The truth is, there are many areas where the government can do better. One of the key areas that requires change is the national oil company NNPC Limited. Taiwo Oyedele, who heads the President’s Committee on Fiscal Policy and Tax Reform, believes that in another country, the same NNPC would be paying $18 billion to $20 billion a year in taxes to the Treasury. Making the NNPC more efficient will not bring more suffering to Nigerians, but so far this government has failed to do what is needed to bring about change in the NNPC. On Tuesday, the Minister of Finance and Coordinating Economic Affairs, Wale Edun, lamented:
Nigeria’s alarming failure to boost oil production could soon alleviate the severe currency crisis it faces. Edun’s concerns were shared by Adebajo, who said: “Nigeria must permanently resolve its vulnerability to oil price fluctuations.” NNPC’s ownership has been a huge success.Norwegian funds brought in US$213 billion in profits last year.” It is to be restricted to reflect the ownership of the Nigerian Liquefied Natural Gas Company.
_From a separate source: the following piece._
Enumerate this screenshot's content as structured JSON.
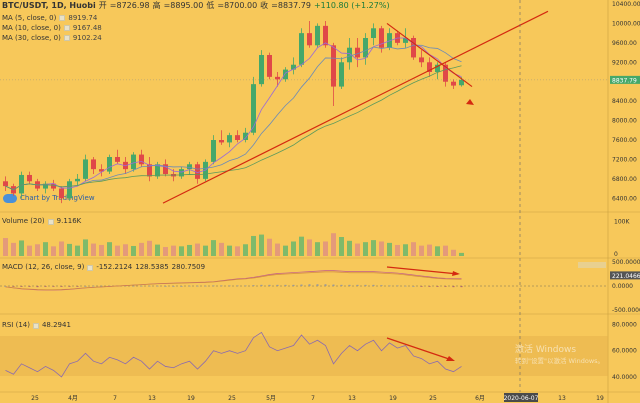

Africa’s most populous country also needs to supply gas to its stranded power plants, which could be achieved by privatizing the Nigeria Gas Company, but only through major changes to the structure of the NNPC. Dew. And we won’t cause people more pain by doing this. Nigeria is estimated to have over N100 trillion in unused assets, which must be sold or handed over to private operators to be put to work for the people. But so far the government has shown no desire to do this. A few months ago, Nigerians were subjected to some commotion over how the government was building a proper asset register. However, there has been no movement in this regard. Nigeria has a good example of how state assets have been transformed through private visits. The privatization of the Eleme petrochemical plant is one example. This government also needs to launch programs that can positively impact the country’s food situation, first by addressing the growing insecurity in most agricultural regions. This can be achieved by approaching insecurity from a regional perspective by grouping each state into regions, focusing on one region at a time. The enormous amount of waste produced from farm to market must also be disposed of strategically and within a short period of time. Most government interventions in agriculture are slow and lack rigor.
Although the exemplary courage shown by the government in eliminating fuel subsidies is frequently touted by government officials, it is inexplicable that the government has so far failed in some of the above attempts at change. do not have.